Concrete leveling works best when it restores support. It fails when it only makes the surface look flat for a while.
References and Resources
For moisture sources, drainage, and basement water-control logic, see University of Minnesota Extension on moisture in basements: causes and solutions.
For concrete deterioration and repair background, see the U.S. Bureau of Reclamation Guide to Concrete Repair.
For foundation design, drainage, dampproofing, waterproofing, and local-code context, see ICC Chapter 4: Foundations. Local adoption and permit requirements still vary by jurisdiction.
FAQ
Is concrete leveling the same as foundation leveling?
No. Concrete leveling usually corrects a concrete surface. Foundation leveling corrects movement in the system supporting the house. Some projects overlap, but the diagnosis is different.
Can mudjacking fix a foundation?
Mudjacking can lift some settled concrete slabs, but it does not fix every foundation problem. If the house structure is moving, the repair may require piers, underpinning, crawl-space support work, or other structural repairs.
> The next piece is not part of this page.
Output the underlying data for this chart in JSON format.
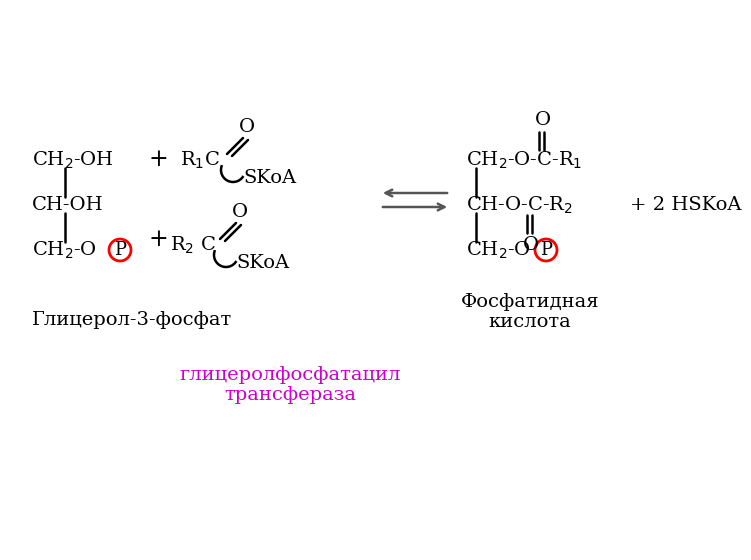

Is polyjacking better than mudjacking?
Not always. Polyjacking uses lighter foam and can be useful for precise slab lifting. Mudjacking may be suitable for some larger non-structural slabs. The better method depends on soil, water, slab condition, access, and cost.
Can self-leveling concrete fix a sinking slab?
Self-leveling compound can smooth an interior surface, but it does not lift a sinking slab or replace lost soil support. If the slab is still moving, the new surface can crack or fail.
Why did my concrete sink again after leveling?
The cause may not have been fixed. Common reasons include poor drainage, soil washout, weak fill, tree roots, broken pipes, or an active foundation movement problem.
What is crawl space floor leveling?
Crawl space floor leveling usually means correcting sagging or uneven floors by addressing beams, joists, posts, piers, or supports below the house. It is different from lifting a concrete slab.
When is concrete leveling not enough?
Concrete leveling is not enough when the house structure is moving, the slab is heaving upward, water is still washing soil away, or the foundation needs structural support.
What should I ask before hiring a concrete leveling contractor?
Ask what caused the movement, what method will be used, whether drainage must be corrected, what cracks will remain, what is excluded, and what the warranty actually covers.